The complex, adjacent to the Wong Tai Sin housing estate, was built in 1973 and is dedicated to the god of that name, who began his life as a humble shepherd in Zhejiang province. When he was 15 an immortal taught Wong Tai Sin how to make a herbal potion that could cure all illnesses. He is thus worshipped both by the sick and those trying to avoid illness. He is also a favourite god of businesspeople. The image of the god in the main temple was brought to Hong Kong from Guangdong province in 1915 and was initially installed in a temple in Wan Chai, where it remained until being moved to the present site in 1921.
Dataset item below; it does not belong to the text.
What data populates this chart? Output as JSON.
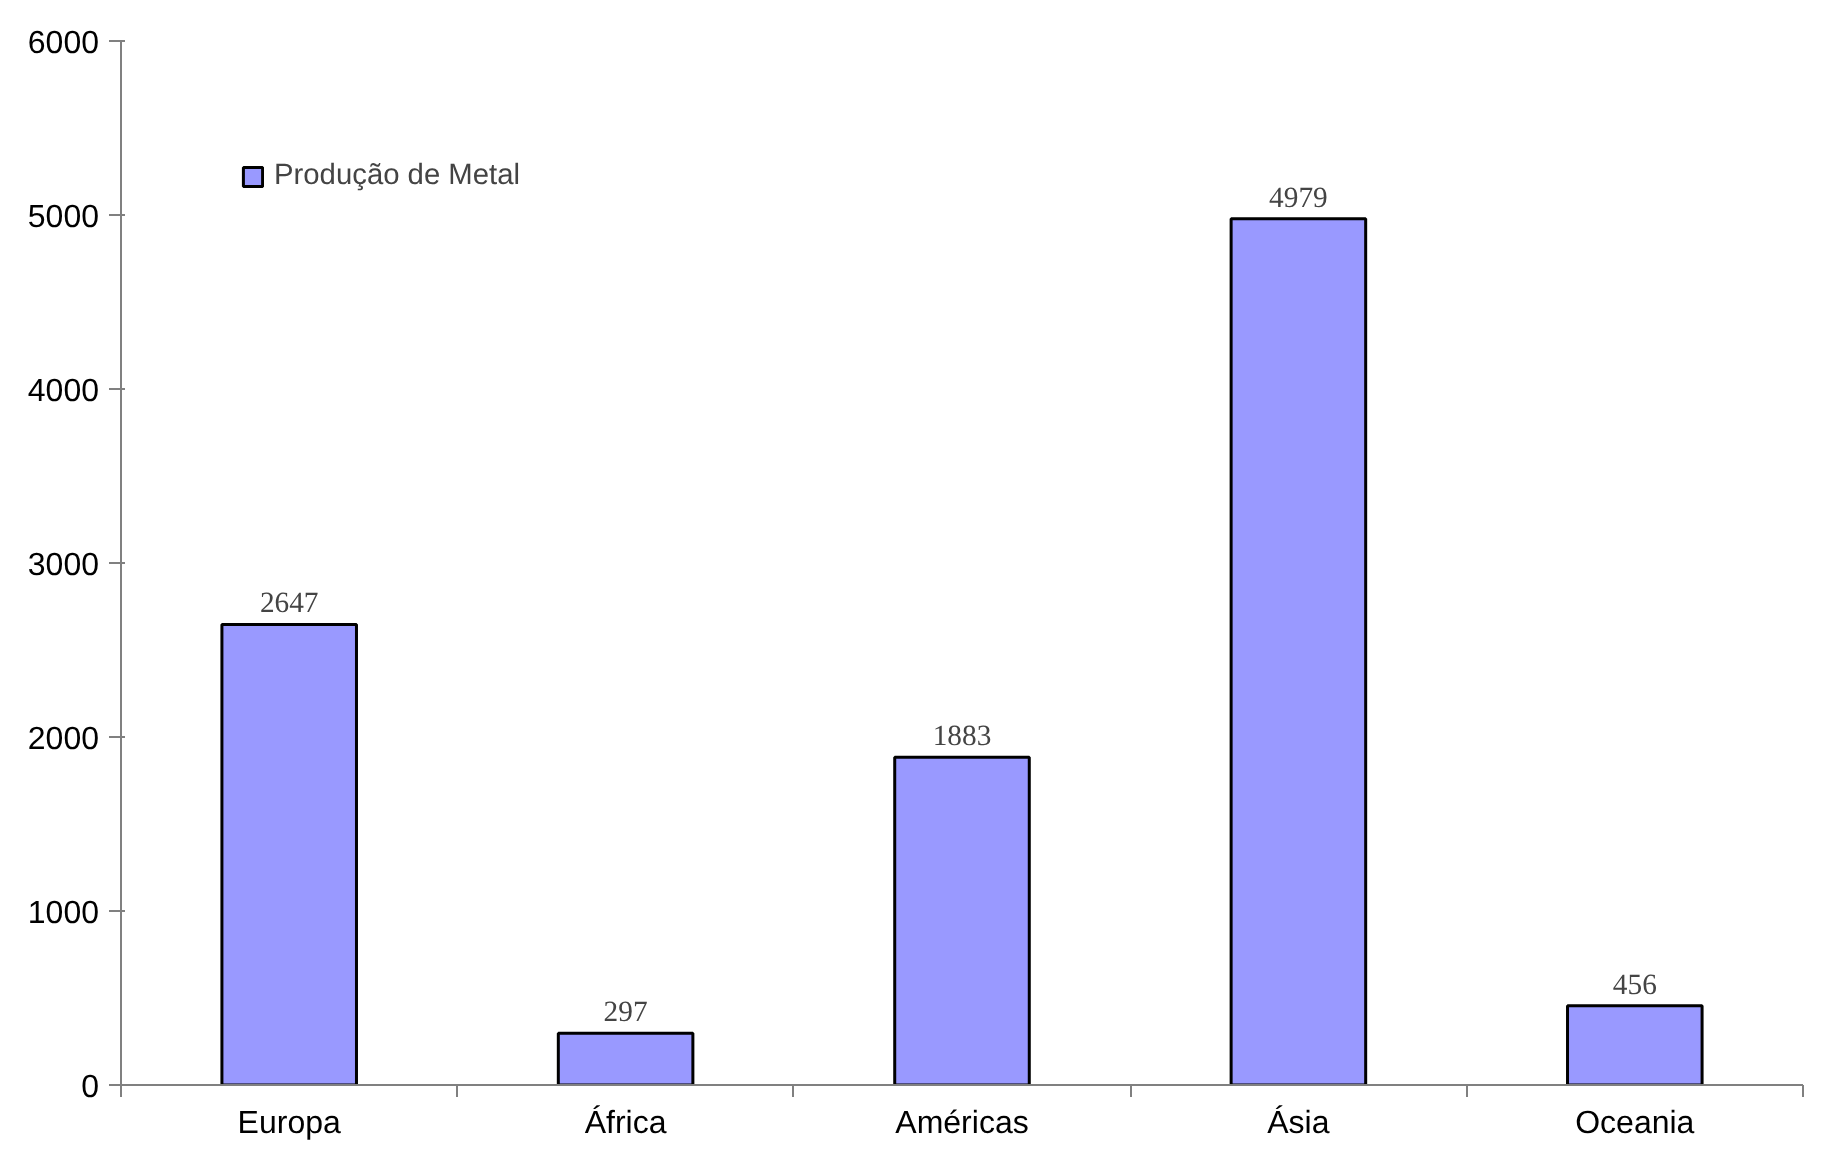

Behind the main temple and to the right are the Good Wish Gardens , replete with colourful pavilions (the hexagonal Unicorn Hall ,with carved doors and windows, is the most beautiful), zigzag bridges, waterfalls and carp ponds.
Below the main temple and to the left as you enter the complex is an arcade filled with dozens of booths operated by fortune-tellers, some of whom speak English. Expect a consultation to cost upwards of $100.
The busiest times at the temple are around Chinese New Year, Wong Tai Sin’s birthday (23rd day of the eighth month – usually in September) and on weekends. Getting to the temple is easy. From the Wong Tai Sin MTR station, take exit B2 and then follow the signs or the crowds (or both).